Indeed, ten Brinke, Stimson, and Carney (2013) showed that measures of unconscious processes do indeed gauge deception accurately. In one study, participants watched someone either speaking truthfully or dishonestly& they were not told which individuals were honest, however. An implicit association test was then administered to assess whether participants associate the photos of liars with deception and the photos of non-liars with veracity. In essence, they needed to press one of two buttons, depending on whether an item was synonymous with deception or veracity or whether a photo was correctly related to a specific name. Participants completed the task more effectively when the same button was assigned to synonyms of deception and photos of liars. These findings imply that participants associated deception with liars.

The second study was similar except that another procedure was used to gauge unconscious processes. On each trial, a photograph of a liar or non-liar appeared. Next, a word, such as genuine, was presented. Participants needed to decide whether the word relates to deception or veracity. They performed more effectively if words that were synonymous with deception followed photographs of liars.

Sensitivity to consequences

If individuals apply conscious deliberation, and thus utilize explicit rules, their behavior may be insensitive to consequences. That is, they might engage in behaviors that are not necessarily rewarded.

Research on the matching rule substantiates this possibility. Some famous baseball players, such as Mickey Mantle, Eddie Murray, and Pete Rose, could hit left handed or right handed. Poling, Weeden, Redner, and Foster (2011) explored whether or not these baseball players tended to conform to the matching rule--in which the extent to which these baseball players, for example, chose to hit left handed was associated with the proportion of success with this hand. However, the results indicate that all these batters used left handed less often than predicted from their success with this hand. This insensitivity to success can be ascribed to the tendency of these players to instead apply a rule: If the pitcher is left handed, bat right handed. If the pitcher is right handed, bat left handed. Because this rule was usually followed, their behavior was not as dependent on the consequences of their choices.

Integration of conscious and unconscious thinking

According to Nordgren, Bos, and Dijksterhuis (2011), to solve problems effectively, individuals should utilize both conscious and unconscious thought, because each mode offers distinct benefits. Indeed, they conducted research that attests to the benefits of both modes.

In the first study, participants needed to decide which of four apartments to rent. They received information about one attribute of each apartment in a random sequence. Like most studies in this field, participants were instructed to choose an apartment immediately, deliberate for four minutes and then choose, or complete a distracting activity for four minutes and then choose. However, in this study, another condition was included. Participants deliberated for two minutes and then were distracted for two minutes, enabling conscious and then unconscious thinking.

Relative to the other conditions, when participants engaged in this blend of conscious and then unconscious thinking, they were more likely to choose the best apartment.

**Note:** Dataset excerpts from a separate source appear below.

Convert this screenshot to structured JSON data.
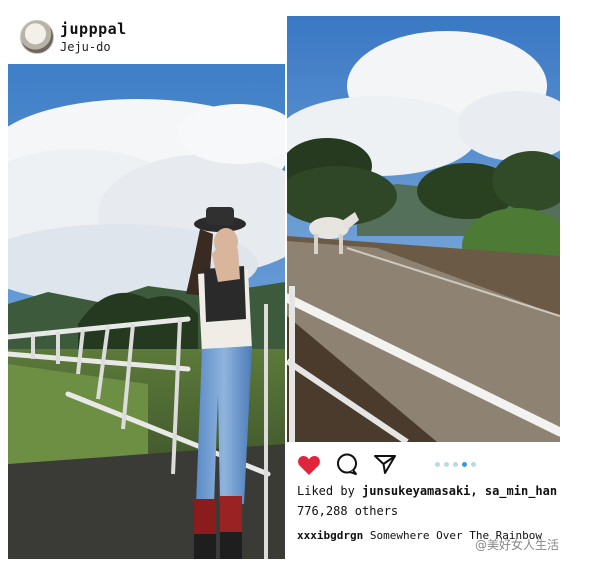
{
  "left_post": {
    "username": "jupppal",
    "location": "Jeju-do"
  },
  "right_post": {
    "liked_by_prefix": "Liked by ",
    "liked_by_users": "junsukeyamasaki, sa_min_han",
    "likes_count": "776,288 others",
    "caption_user": "xxxibgdrgn",
    "caption_text": " Somewhere Over The Rainbow",
    "carousel": {
      "total": 5,
      "active_index": 3
    }
  },
  "icons": [
    "heart-icon",
    "comment-icon",
    "share-icon",
    "carousel-dots"
  ],
  "colors": {
    "heart": "#e0243c",
    "dot_active": "#3d97d8",
    "dot_inactive": "#bcd8e0"
  },
  "watermark": "@美好女人生活"
}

As another study showed, conscious thought and then unconscious thought was more effective than was the reverse order.

Priming versus accessing answers

Unconscious thought seems to uncover optimal solutions to difficult problems when the response represents a choice between several alternatives (e.g., Dijksterhuis & van Olden, 2006). However, unconscious thought does not necessarily uncover optimal solutions to difficult problems when the response involves emitting a word or phrase from an infinite number of possibilities. To illustrate, in one of the studies conducted by Zhong, Dijksterhuis, and Galinsky (2008), participants had to identify one word, such as "match", that is related to three other terms, such as "stick", "maker", and "point". Questions that were deliberately difficult were chosen. Unconscious thinking, compared to conscious thinking, did not improve the capacity of individuals to answer these questions.

Interestingly, however, unconscious thinking did increase the accessibility of words that represent the correct answers. That is, after completing this task, strings of letters, such as falc, appeared on a screen. Participants had to determine whether or not the strings were words. If participants had engaged in unconscious thinking, they can more rapidly recognize words that correspond to the previous answers (Zhong, Dijksterhuis, & Galinsky, 2008). In other words, unconscious thinking can increase the accessibility of correct answers, but does not necessarily translate these solutions into a form that can be reported consciously. In contrast, conscious thought might facilitate this translation into awareness.

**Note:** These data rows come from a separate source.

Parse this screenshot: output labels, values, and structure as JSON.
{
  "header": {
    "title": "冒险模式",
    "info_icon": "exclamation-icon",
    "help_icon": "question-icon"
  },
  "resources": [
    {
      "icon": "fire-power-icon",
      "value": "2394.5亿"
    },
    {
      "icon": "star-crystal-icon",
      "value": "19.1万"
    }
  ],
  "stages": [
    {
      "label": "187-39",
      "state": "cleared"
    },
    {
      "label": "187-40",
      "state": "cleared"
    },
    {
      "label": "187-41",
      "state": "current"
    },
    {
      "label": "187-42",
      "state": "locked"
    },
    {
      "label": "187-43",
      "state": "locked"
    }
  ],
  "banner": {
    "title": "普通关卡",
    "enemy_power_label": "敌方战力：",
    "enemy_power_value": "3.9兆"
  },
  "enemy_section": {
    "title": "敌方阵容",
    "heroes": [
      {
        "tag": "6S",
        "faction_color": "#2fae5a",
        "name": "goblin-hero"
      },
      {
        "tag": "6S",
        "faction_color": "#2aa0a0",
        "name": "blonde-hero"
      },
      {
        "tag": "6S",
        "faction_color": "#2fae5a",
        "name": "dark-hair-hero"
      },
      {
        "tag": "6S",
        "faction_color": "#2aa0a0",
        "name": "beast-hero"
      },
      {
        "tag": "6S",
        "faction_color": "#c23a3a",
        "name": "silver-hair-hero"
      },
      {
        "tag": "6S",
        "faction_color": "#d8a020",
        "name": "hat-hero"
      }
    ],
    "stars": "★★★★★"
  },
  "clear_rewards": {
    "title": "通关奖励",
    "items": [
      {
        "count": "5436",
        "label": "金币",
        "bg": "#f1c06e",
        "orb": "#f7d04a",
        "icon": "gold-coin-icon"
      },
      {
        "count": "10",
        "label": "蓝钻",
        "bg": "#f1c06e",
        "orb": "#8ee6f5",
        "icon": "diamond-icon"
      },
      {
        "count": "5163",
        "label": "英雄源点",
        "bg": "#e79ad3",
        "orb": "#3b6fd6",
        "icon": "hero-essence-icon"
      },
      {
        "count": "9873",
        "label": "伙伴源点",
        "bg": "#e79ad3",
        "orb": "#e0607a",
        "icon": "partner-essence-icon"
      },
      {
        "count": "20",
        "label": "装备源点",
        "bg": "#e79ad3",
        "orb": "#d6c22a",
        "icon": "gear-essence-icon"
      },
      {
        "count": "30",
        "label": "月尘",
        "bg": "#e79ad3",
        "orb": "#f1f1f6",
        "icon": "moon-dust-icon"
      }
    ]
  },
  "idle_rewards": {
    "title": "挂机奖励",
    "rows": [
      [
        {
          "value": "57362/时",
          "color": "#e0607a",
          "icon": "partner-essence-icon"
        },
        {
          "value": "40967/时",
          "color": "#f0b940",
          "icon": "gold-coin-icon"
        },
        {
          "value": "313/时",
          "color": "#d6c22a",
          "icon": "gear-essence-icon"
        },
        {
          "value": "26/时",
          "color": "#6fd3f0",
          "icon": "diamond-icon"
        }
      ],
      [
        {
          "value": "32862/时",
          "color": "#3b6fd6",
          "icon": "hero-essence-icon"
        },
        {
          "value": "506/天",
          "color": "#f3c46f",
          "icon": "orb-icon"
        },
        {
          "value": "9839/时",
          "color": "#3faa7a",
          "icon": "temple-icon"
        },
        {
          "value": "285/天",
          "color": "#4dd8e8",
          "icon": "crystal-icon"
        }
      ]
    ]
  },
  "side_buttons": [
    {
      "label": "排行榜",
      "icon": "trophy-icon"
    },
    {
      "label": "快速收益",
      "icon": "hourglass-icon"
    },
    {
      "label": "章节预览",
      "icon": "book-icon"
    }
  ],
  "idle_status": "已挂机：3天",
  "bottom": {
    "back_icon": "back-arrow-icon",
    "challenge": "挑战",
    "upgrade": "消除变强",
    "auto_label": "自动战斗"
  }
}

Forms of unconscious thinking

Hogarth (2001) explicitly distinguish between intuition and instinct. Intuition, in contrast to instinct, evolves from learning and experience. In contrast, instincts represent more primitive inclinations, often adapted to environments that are uncommon today, such as contexts in which food needed to be sourced regularly. Instincts represent rapid, automatic reactions.

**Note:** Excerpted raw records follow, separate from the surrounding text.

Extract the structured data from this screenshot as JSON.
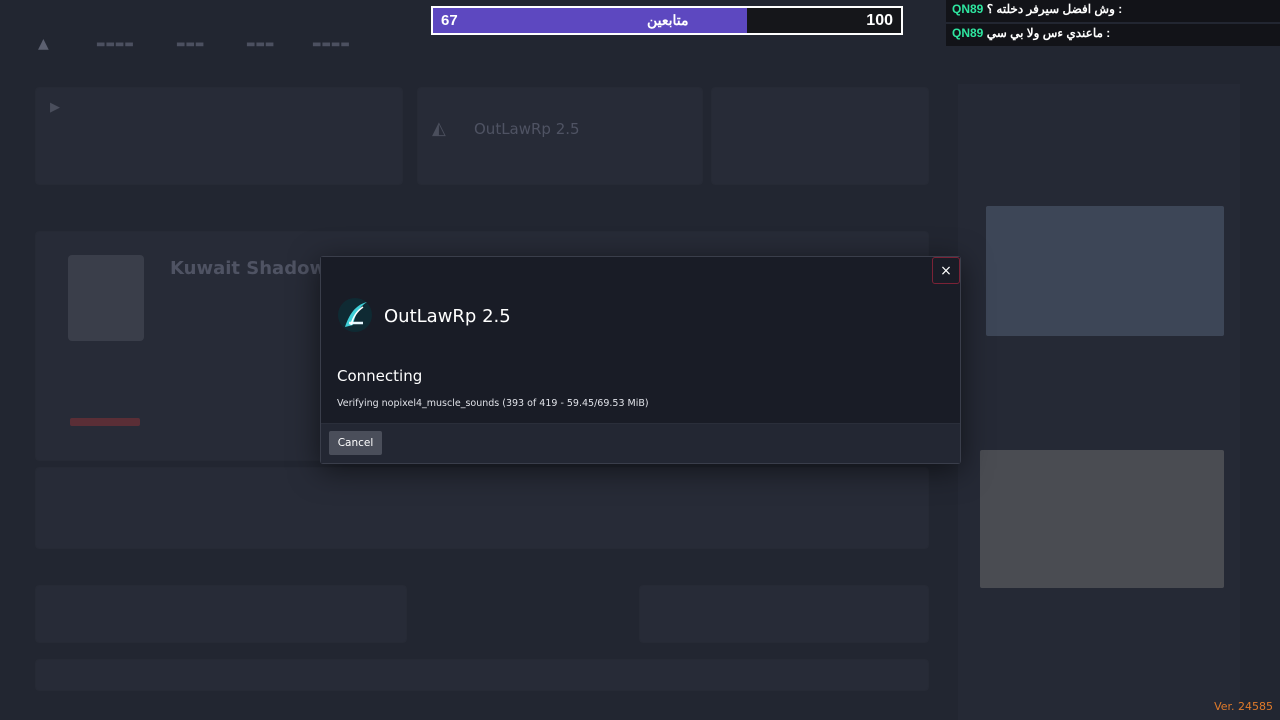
{
  "goal": {
    "current": "67",
    "label": "متابعين",
    "target": "100",
    "progress": 0.67,
    "fill_color": "#5d48c0"
  },
  "chat": [
    {
      "user": "QN89",
      "message": "وش افضل سيرفر دخلته ؟ :"
    },
    {
      "user": "QN89",
      "message": "ماعندي ءس ولا بي سي :"
    }
  ],
  "background": {
    "server_card_title": "OutLawRp 2.5",
    "featured_server_title": "Kuwait Shadow"
  },
  "modal": {
    "server_name": "OutLawRp 2.5",
    "status": "Connecting",
    "detail": "Verifying nopixel4_muscle_sounds (393 of 419 - 59.45/69.53 MiB)",
    "cancel_label": "Cancel",
    "close_icon": "×",
    "icon": "server-logo-icon"
  },
  "version": "Ver. 24585",
  "colors": {
    "accent_green": "#2ee6a0",
    "version_orange": "#e07a2a",
    "close_border": "#7a2236"
  }
}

The association between unconscious thinking and intuition

Unconscious thinking theory assumes that unconscious thinking, in which deliberation is precluded, facilitates intuition, whereas conscious thinking entails reliance on rules and logic. Damian and Sherman (2013) applied the process dissociation procedures, developed by Jacoby (1991), to assess this possibility. This study showed that conscious thinking promoted more reliance on rules and deliberation than unconscious thinking& the two types of thoughts did not differ on reliance on intuition.

To undertake process dissociation, researchers need to design studies in which intuition and reliance on logic either generate the same conclusion, called congruence, or different conclusions, called incongruence. This design generates several equations, such as PCC = R + I (1 - R) and PII = I x (1 - R) in which PCC is the probability of correct decisions on congruent trials, R equals the probability of reliance on rules, I equals the probability of reliance on intuition and ICC equals the probability of incorrect decisions on incongruent trials. When these equations are combined, R = PCC - PII and I = PII / (1 - R). These equations can be utilized to estimate the extent to which people utilize intuition or depend on rules and deliberation.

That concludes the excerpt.